Photo: Human Rights Watch
Photo: Human Rights Watch

Myanmar security forces have inflicted horrific abuses on the Rohingya population since October, Human Rights Watch said on Wednesday.
The New York-based rights body observed that the Myanmar military has conducted a campaign of arson, killings, and rape against ethnic Rohingya people that has threatened the lives of thousands more.
The HRW made the conclusion based interview with a dozen Rohingya refugees who had recently arrived in Bangladesh after fleeing Rakhine State’s Maungdaw Township.
In video testimony, the HRW said, Rohingya residents described Myanmar soldiers using automatic weapons, looting and burning homes, killing villagers, including entire families, and raping women and girls.
“The military came into the village and shot indiscriminately whomever they found. Elderly and children were shot dead…. Many people were killed,” one of then psydonymed as “Kasim,” 26, was quoted to have said.
“[The soldiers] dragged the women from the houses by their hair. They took off the women’s clothes.... They raped them right there in the yard.”

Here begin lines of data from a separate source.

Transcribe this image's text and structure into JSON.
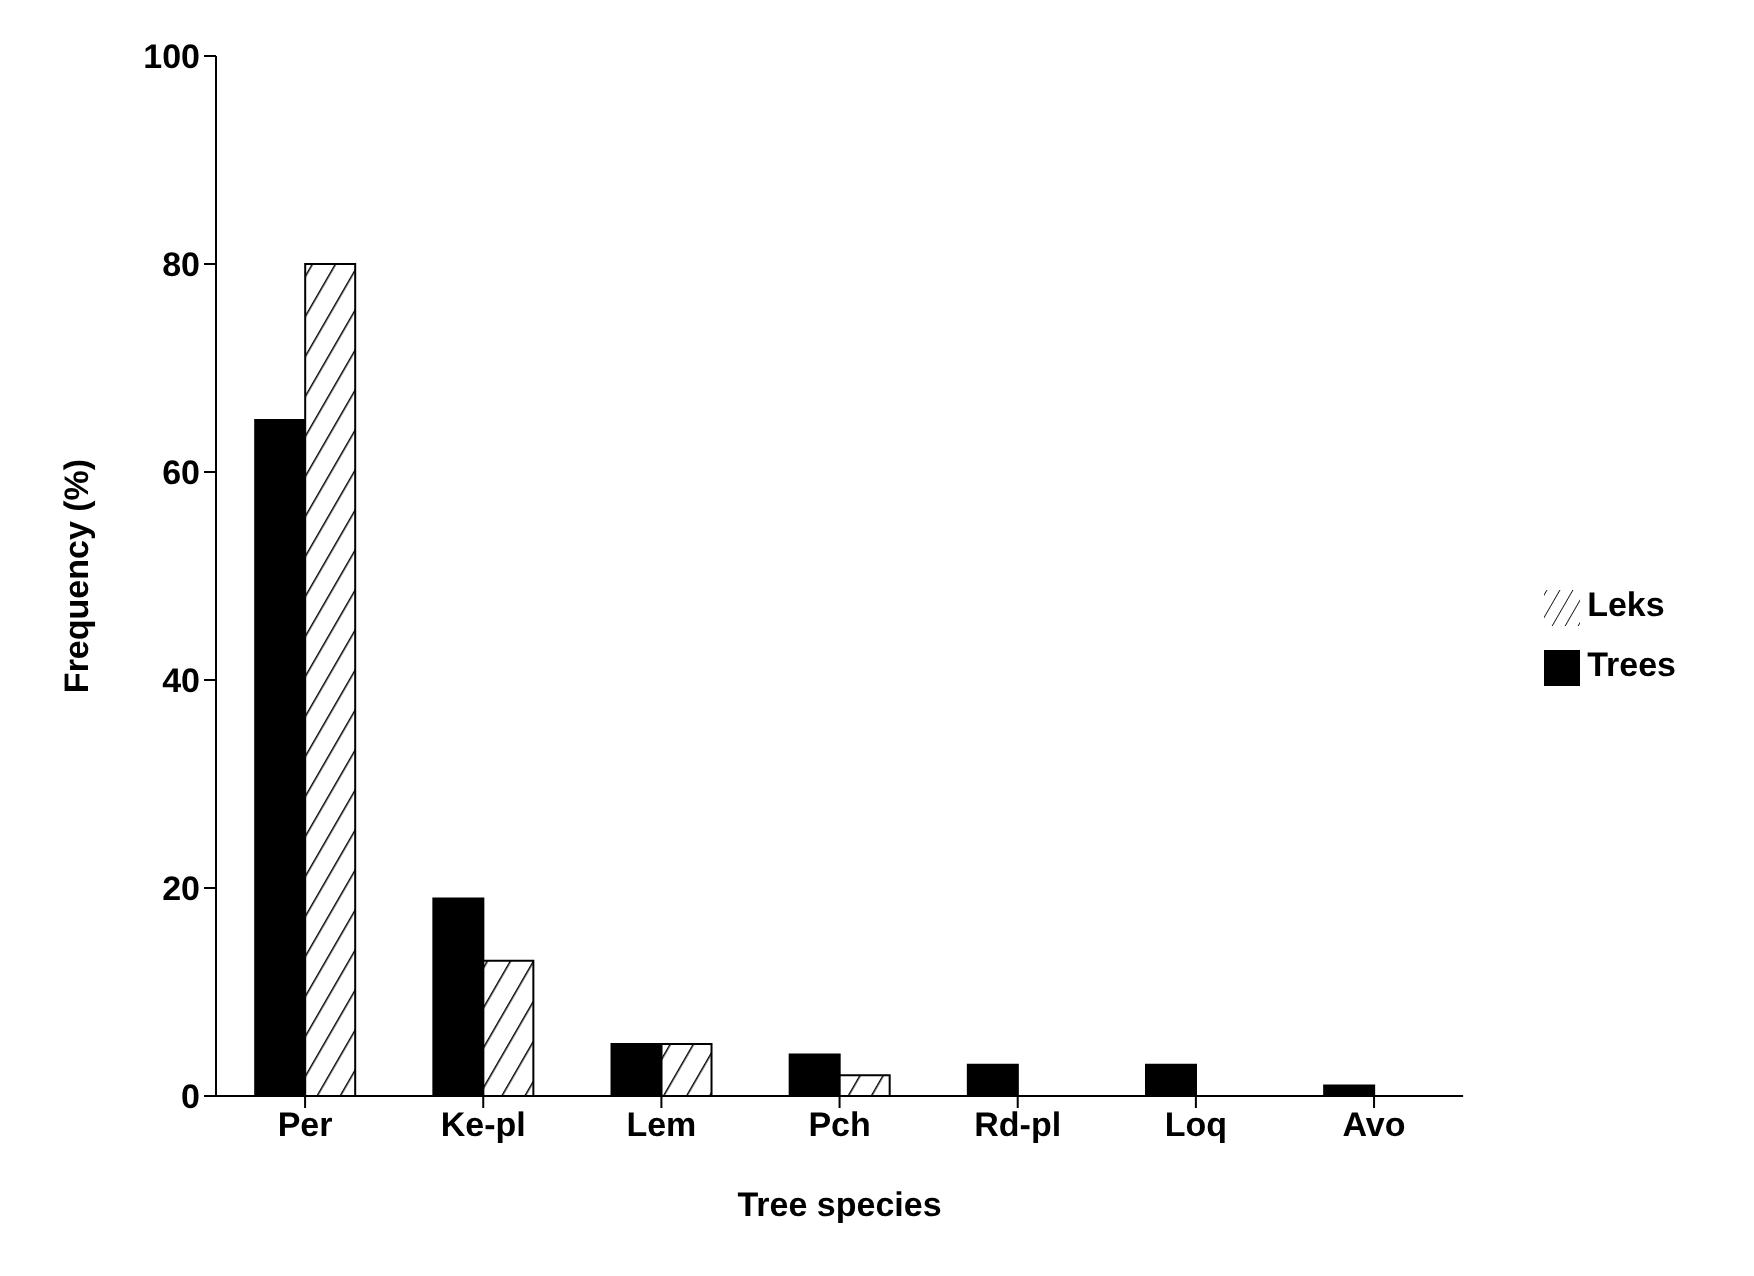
{
  "chart_data": {
    "type": "bar",
    "xlabel": "Tree species",
    "ylabel": "Frequency (%)",
    "categories": [
      "Per",
      "Ke-pl",
      "Lem",
      "Pch",
      "Rd-pl",
      "Loq",
      "Avo"
    ],
    "series": [
      {
        "name": "Trees",
        "color": "#000000",
        "values": [
          65,
          19,
          5,
          4,
          3,
          3,
          1
        ]
      },
      {
        "name": "Leks",
        "color": "#000000",
        "values": [
          80,
          13,
          5,
          2,
          0,
          0,
          0
        ]
      }
    ],
    "ylim": [
      0,
      100
    ],
    "yticks": [
      0,
      20,
      40,
      60,
      80,
      100
    ],
    "grid": false,
    "legend": "right"
  }
}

Several refugees said that government security forces were sometimes accompanied on raids by ethnic Rakhine Buddhist civilians, and Mro or other non-Rohingya villagers, according to the HRW documentation.
It emphasised that governments with influence in Burma should press the military and civilian authorities to urgently end abuses and grant access.
“Refugee accounts paint a horrific picture of an army that is out of control and rampaging through Rohingya villages,” HRW’s Asia director Brad Adams said.
“The Burmese government says its crackdown is in response to a security threat, but what security advantage could possibly be gained by raping and killing women and children?”